New beer recreates ancient Chinese alcohols

New beer recreates ancient Chinese alcohols

New beer recreates ancient Chinese alcohols

Scientists have developed a new beer that is inspired by archeological artifacts and recreates the fruity flavours of ancient Chinese alcohols.

The beer was named QingMing after the Chinese festival in April and the famous 12th Century scroll by Zhang Zeduan.

The Cicago Field Museum displays a 17th Century reproduction of the scroll in its Cyrus Tang Hall of China along with many other Chinese artifacts.

Among the artifacts on display at the launch party includes a 18th Century bronze "pitch pot" from Beijing, a popular drinking game.

Researchers from the museum and Off Color Brewing - Chicago Brewery - were inspired by the fruits incorporated in making certain Chinese alcohols as well as the mold saccharification of rice, the state-run news agency  'Xinhua' reported.

"I have always been interested in mold-based saccharification. It is really fun for us as brewers coming from Western traditions where we use grain-based enzymatic degradation of starch and simple sugars," said John Laffler, from Off Color Brewing in the US.

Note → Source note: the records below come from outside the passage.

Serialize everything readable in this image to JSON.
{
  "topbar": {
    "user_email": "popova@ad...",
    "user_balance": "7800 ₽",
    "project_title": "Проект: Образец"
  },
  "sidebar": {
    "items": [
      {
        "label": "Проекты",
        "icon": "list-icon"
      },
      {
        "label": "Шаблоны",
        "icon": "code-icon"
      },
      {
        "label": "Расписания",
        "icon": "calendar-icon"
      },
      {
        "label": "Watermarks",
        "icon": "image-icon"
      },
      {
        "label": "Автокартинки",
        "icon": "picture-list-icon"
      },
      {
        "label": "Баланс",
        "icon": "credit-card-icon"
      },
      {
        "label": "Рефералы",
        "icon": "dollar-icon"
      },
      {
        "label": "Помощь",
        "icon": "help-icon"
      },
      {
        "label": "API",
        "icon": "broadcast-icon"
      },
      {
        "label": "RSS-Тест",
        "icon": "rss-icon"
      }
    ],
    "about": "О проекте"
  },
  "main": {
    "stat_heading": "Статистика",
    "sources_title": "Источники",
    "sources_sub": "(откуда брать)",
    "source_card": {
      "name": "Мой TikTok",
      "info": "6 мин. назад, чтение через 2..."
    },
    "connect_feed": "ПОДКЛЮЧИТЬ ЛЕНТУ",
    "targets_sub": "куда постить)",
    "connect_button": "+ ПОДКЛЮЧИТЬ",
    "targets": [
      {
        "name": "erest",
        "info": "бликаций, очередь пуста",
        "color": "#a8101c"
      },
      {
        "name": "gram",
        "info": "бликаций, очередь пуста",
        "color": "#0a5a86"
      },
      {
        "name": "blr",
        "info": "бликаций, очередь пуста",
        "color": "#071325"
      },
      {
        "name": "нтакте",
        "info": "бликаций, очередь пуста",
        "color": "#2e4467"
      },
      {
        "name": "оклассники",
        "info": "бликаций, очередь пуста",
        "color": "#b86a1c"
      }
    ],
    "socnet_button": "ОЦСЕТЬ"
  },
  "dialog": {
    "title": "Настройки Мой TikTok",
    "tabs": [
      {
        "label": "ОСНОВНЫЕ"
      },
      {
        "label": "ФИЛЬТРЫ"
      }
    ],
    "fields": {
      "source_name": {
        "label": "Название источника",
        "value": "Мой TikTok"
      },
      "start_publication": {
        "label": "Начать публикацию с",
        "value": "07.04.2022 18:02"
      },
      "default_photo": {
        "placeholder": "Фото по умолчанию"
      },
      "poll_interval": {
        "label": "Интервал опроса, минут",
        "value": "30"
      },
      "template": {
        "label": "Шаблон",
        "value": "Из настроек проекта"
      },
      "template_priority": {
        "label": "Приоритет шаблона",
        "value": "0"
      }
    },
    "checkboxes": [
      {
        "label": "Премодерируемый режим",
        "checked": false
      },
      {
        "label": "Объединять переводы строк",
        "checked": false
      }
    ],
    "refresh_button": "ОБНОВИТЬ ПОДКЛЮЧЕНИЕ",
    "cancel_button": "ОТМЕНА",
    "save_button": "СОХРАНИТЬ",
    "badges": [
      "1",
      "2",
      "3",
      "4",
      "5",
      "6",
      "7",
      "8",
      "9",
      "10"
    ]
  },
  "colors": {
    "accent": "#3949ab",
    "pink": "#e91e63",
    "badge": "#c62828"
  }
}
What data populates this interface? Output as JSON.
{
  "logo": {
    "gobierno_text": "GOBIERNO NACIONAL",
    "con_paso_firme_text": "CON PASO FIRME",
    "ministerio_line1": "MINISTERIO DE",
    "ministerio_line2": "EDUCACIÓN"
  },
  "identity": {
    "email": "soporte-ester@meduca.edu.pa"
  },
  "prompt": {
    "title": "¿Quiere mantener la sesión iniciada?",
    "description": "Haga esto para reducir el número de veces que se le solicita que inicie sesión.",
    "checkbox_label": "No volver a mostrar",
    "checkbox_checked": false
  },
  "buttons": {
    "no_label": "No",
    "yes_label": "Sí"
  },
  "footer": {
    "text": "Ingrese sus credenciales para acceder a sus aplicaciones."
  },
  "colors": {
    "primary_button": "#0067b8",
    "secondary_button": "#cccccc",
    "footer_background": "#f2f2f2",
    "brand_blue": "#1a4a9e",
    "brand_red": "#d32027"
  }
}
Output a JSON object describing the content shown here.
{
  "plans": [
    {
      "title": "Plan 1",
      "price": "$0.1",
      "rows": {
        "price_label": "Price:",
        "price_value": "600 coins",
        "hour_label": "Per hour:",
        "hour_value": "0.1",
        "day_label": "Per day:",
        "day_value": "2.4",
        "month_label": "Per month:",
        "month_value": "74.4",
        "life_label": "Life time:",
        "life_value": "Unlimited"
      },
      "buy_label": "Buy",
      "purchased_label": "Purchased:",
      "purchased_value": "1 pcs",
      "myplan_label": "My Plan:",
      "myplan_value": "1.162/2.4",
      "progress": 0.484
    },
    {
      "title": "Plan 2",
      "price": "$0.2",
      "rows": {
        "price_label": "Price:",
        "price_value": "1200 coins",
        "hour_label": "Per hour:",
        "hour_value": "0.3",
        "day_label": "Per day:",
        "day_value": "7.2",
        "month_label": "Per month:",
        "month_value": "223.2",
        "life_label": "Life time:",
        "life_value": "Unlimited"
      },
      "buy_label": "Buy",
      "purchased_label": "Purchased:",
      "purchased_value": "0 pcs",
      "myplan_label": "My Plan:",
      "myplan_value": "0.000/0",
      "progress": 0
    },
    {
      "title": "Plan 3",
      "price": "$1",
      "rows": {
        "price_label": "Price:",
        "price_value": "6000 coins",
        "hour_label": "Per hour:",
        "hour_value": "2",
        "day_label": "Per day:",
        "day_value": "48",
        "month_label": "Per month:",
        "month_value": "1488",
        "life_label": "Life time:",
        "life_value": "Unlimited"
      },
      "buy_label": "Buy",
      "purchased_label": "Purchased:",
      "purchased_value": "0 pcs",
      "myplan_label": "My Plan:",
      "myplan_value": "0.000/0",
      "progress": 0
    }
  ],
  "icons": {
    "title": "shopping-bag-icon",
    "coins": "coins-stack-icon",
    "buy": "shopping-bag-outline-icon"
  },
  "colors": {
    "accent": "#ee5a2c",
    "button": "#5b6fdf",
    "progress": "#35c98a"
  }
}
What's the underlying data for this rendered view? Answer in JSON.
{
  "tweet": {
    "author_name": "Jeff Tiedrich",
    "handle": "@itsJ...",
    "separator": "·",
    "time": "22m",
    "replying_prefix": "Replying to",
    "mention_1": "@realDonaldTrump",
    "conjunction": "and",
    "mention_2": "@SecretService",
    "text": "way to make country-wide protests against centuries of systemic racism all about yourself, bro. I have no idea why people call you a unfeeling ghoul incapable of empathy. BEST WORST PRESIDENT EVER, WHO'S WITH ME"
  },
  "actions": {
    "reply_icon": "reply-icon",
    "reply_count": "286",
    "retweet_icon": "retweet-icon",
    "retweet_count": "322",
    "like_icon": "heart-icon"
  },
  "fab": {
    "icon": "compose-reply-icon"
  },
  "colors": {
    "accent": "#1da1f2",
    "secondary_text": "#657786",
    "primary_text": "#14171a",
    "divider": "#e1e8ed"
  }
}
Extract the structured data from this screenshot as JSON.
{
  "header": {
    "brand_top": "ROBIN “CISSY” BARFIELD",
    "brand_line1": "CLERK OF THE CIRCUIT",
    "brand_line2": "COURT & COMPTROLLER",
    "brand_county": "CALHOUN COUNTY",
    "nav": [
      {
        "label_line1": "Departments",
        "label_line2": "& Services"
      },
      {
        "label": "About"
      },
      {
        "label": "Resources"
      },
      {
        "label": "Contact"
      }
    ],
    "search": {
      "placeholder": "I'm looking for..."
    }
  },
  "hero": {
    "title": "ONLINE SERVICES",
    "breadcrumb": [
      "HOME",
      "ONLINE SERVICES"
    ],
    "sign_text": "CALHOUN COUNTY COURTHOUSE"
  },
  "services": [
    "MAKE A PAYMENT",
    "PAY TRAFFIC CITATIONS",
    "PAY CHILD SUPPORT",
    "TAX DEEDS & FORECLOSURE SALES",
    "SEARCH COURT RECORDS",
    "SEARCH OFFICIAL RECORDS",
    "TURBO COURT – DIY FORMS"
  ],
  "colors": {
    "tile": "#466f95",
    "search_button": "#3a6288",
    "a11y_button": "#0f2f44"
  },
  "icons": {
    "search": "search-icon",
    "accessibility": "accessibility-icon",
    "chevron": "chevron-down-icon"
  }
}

The beer is a modern recreation of Chang and a stronger, drier herbal version of Li, a low alcohol rice or millet-based beer with a flavor profile of peaches and lemon rind with aromas of tea, bubblegum, and sake followed by a complex fruit, herbal, and floral character.

The finish, as the alcohol evaporates off the tongue, leaves hints of nectar, honey, and perfumed rice.